The Refinance Index was down 8 percent from the week ended September 18 and the refinancing share of all applications fell slightly from 58.4 percent to 58.0 percent. Both seasonally adjusted and unadjusted Purchase Indices were down 6.0 percent but the unadjusted index remained 20 percent higher than during the same week in 2014.
Refinance Index vs 30 Yr Fixed
Purchase Index vs 30 Yr Fixed
The FHA share of total applications was up a slight 0.9 percentage point to 13.8 percent and the VA share of total applications rose to 10.3 percent from 10.0 percent. The USDA share of total applications was unchanged from 0.7 percent.
There were only marginal changes in average mortgage interest rates over the week. The contract interest rate for 30-year fixed-rate mortgages (FRM) with conforming loan balances ($417,000 or less) averaged 4.08 percent, a dip from 4.09 percent the previous week, with points remaining unchanged at 0.45. The effective rate declined.
The rate for 30-year FRM with jumbo loan balances over $417,000 had a largest change of any loan type, a descent of three basis points to 3.96 percent. Points decreased to 0.35 from 0.36 and the effective rate was down.
The average contract interest rate for FHA-backed 30-year FRM decreased a single basis point to 3.87. Points increased to 0.34 from 0.33 and the effective rate remained the same as the previous week.

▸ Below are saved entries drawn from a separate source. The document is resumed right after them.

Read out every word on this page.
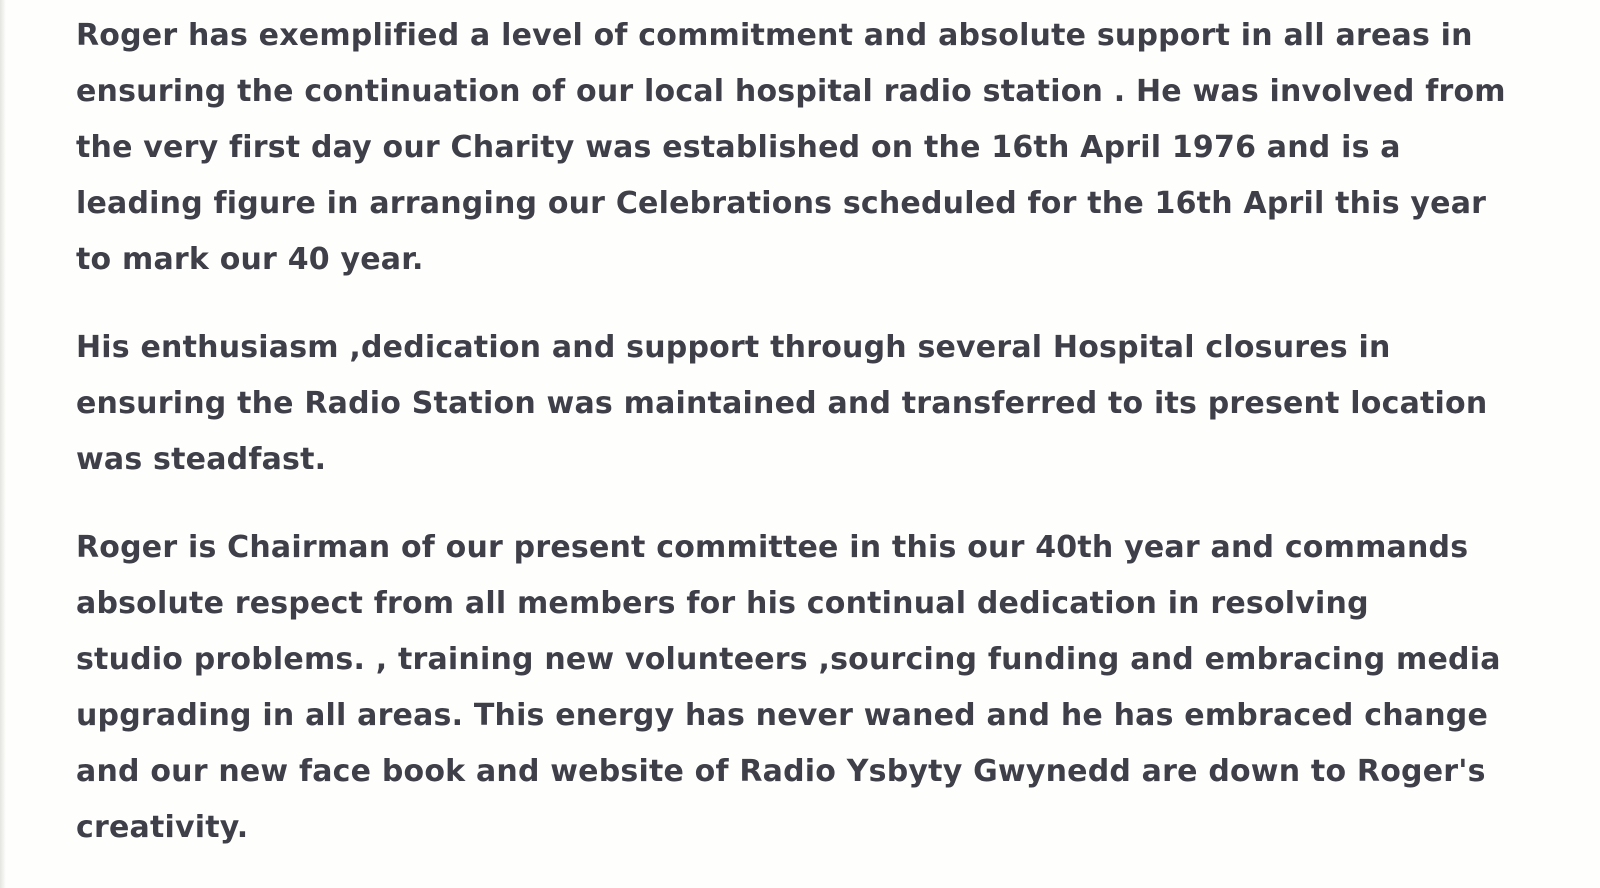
Roger has exemplified a level of commitment and absolute support in all areas in
ensuring the continuation of our local hospital radio station . He was involved from
the very first day our Charity was established on the 16th April 1976 and is a
leading figure in arranging our Celebrations scheduled for the 16th April this year
to mark our 40 year.
His enthusiasm ,dedication and support through several Hospital closures in
ensuring the Radio Station was maintained and transferred to its present location
was steadfast.
Roger is Chairman of our present committee in this our 40th year and commands
absolute respect from all members for his continual dedication in resolving
studio problems. , training new volunteers ,sourcing funding and embracing media
upgrading in all areas. This energy has never waned and he has embraced change
and our new face book and website of Radio Ysbyty Gwynedd are down to Roger's
creativity.
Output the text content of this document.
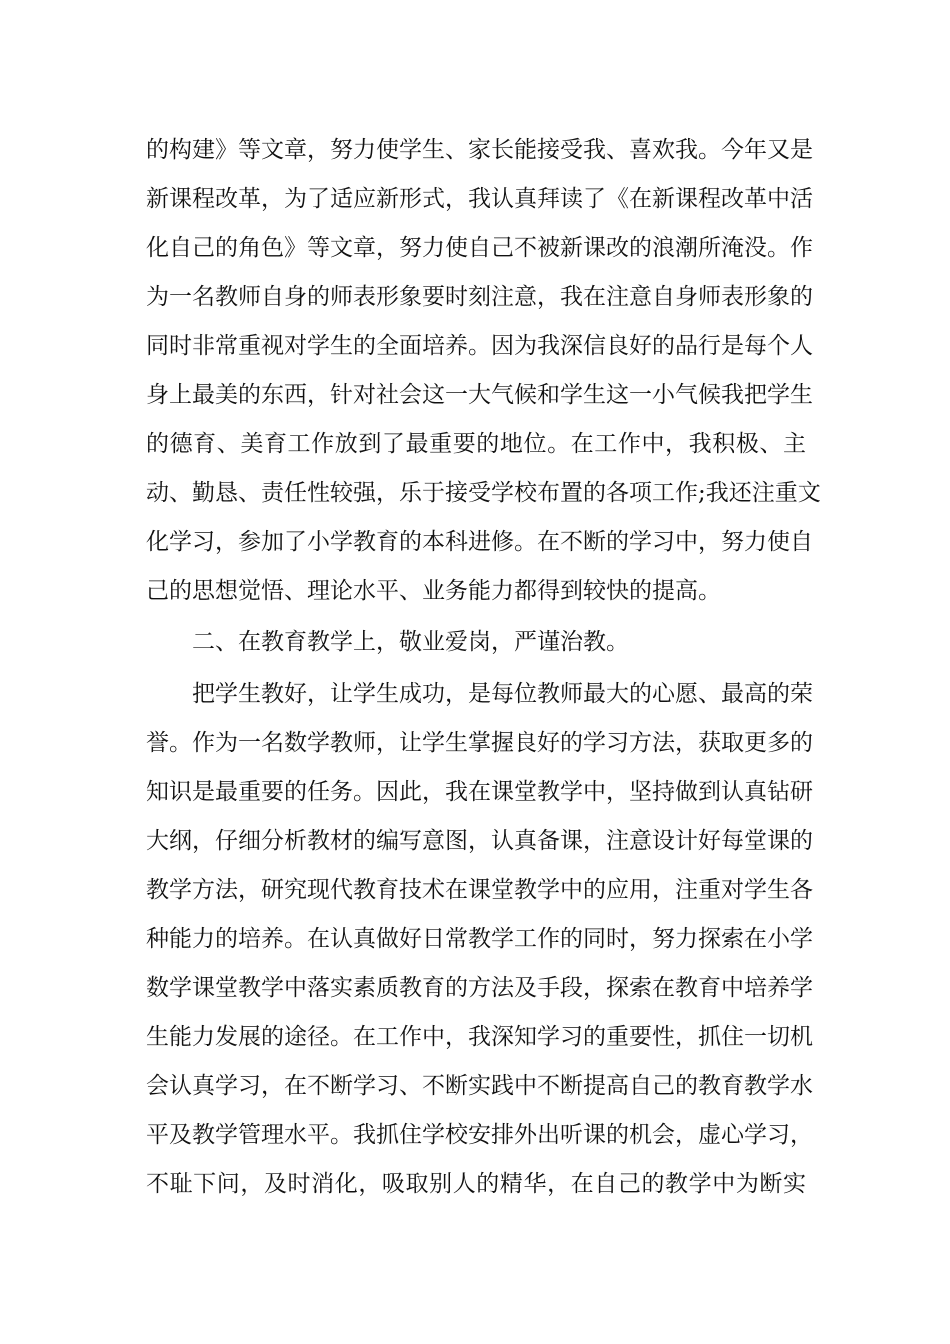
的构建》等文章，努力使学生、家长能接受我、喜欢我。今年又是
新课程改革，为了适应新形式，我认真拜读了《在新课程改革中活
化自己的角色》等文章，努力使自己不被新课改的浪潮所淹没。作
为一名教师自身的师表形象要时刻注意，我在注意自身师表形象的
同时非常重视对学生的全面培养。因为我深信良好的品行是每个人
身上最美的东西，针对社会这一大气候和学生这一小气候我把学生
的德育、美育工作放到了最重要的地位。在工作中，我积极、主
动、勤恳、责任性较强，乐于接受学校布置的各项工作;我还注重文
化学习，参加了小学教育的本科进修。在不断的学习中，努力使自
己的思想觉悟、理论水平、业务能力都得到较快的提高。
二、在教育教学上，敬业爱岗，严谨治教。
把学生教好，让学生成功，是每位教师最大的心愿、最高的荣
誉。作为一名数学教师，让学生掌握良好的学习方法，获取更多的
知识是最重要的任务。因此，我在课堂教学中，坚持做到认真钻研
大纲，仔细分析教材的编写意图，认真备课，注意设计好每堂课的
教学方法，研究现代教育技术在课堂教学中的应用，注重对学生各
种能力的培养。在认真做好日常教学工作的同时，努力探索在小学
数学课堂教学中落实素质教育的方法及手段，探索在教育中培养学
生能力发展的途径。在工作中，我深知学习的重要性，抓住一切机
会认真学习，在不断学习、不断实践中不断提高自己的教育教学水
平及教学管理水平。我抓住学校安排外出听课的机会，虚心学习，
不耻下问，及时消化，吸取别人的精华，在自己的教学中为断实
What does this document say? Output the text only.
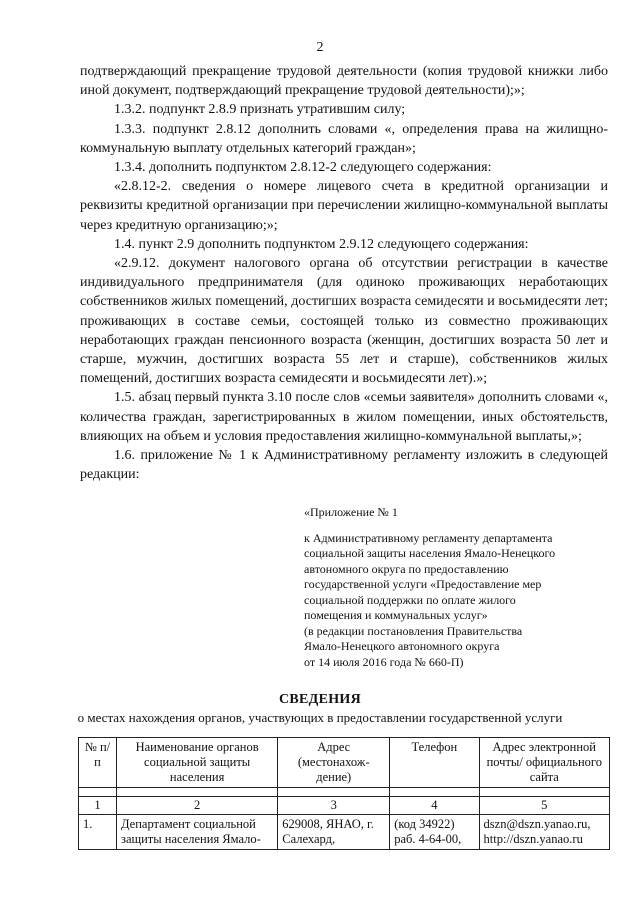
2

подтверждающий прекращение трудовой деятельности (копия трудовой книжки либо иной документ, подтверждающий прекращение трудовой деятельности);»;

1.3.2. подпункт 2.8.9 признать утратившим силу;

1.3.3. подпункт 2.8.12 дополнить словами «, определения права на жилищно-коммунальную выплату отдельных категорий граждан»;

1.3.4. дополнить подпунктом 2.8.12-2 следующего содержания:

«2.8.12-2. сведения о номере лицевого счета в кредитной организации и реквизиты кредитной организации при перечислении жилищно-коммунальной выплаты через кредитную организацию;»;

1.4. пункт 2.9 дополнить подпунктом 2.9.12 следующего содержания:

«2.9.12. документ налогового органа об отсутствии регистрации в качестве индивидуального предпринимателя (для одиноко проживающих неработающих собственников жилых помещений, достигших возраста семидесяти и восьмидесяти лет; проживающих в составе семьи, состоящей только из совместно проживающих неработающих граждан пенсионного возраста (женщин, достигших возраста 50 лет и старше, мужчин, достигших возраста 55 лет и старше), собственников жилых помещений, достигших возраста семидесяти и восьмидесяти лет).»;

1.5. абзац первый пункта 3.10 после слов «семьи заявителя» дополнить словами «, количества граждан, зарегистрированных в жилом помещении, иных обстоятельств, влияющих на объем и условия предоставления жилищно-коммунальной выплаты,»;

1.6. приложение № 1 к Административному регламенту изложить в следующей редакции:

«Приложение № 1
к Административному регламенту департамента
социальной защиты населения Ямало-Ненецкого
автономного округа по предоставлению
государственной услуги «Предоставление мер
социальной поддержки по оплате жилого
помещения и коммунальных услуг»
(в редакции постановления Правительства
Ямало-Ненецкого автономного округа
от 14 июля 2016 года № 660-П)
СВЕДЕНИЯ
о местах нахождения органов, участвующих в предоставлении государственной услуги
№ п/п	Наименование органов социальной защиты населения	Адрес (местонахож-дение)	Телефон	Адрес электронной почты/ официального сайта

1	2	3	4	5
1.	Департамент социальной защиты населения Ямало-	629008, ЯНАО, г. Салехард,	(код 34922) раб. 4-64-00,	dszn@dszn.yanao.ru, http://dszn.yanao.ru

The rate for 15-year FRM slipped to 3.29 percent from 3.31 percent. Points were 0.41 compared to 0.42 the prior week and the effective rate was down.
Adjustable-rate mortgages (ARMs) had the same 6.9 percent share of total applications as during the previous week and the average contract interest rate for 5/1 ARMs was also unchanged at 2.95 percent. Points dropped from 0.58 to 0.41 resulting in a lower effective rate.
MBA's Weekly Mortgage Applications Survey, which has been conducted since 1990, covers over 75 percent of all U.S. retail residential mortgage applications. Survey respondents include mortgage bankers, commercial banks and thrifts. Base period and value for all indexes is March 16, 1990=100 and interest rate information is based on a mortgage with an 80 percent loan-to-value ratio and points that include an origination fee.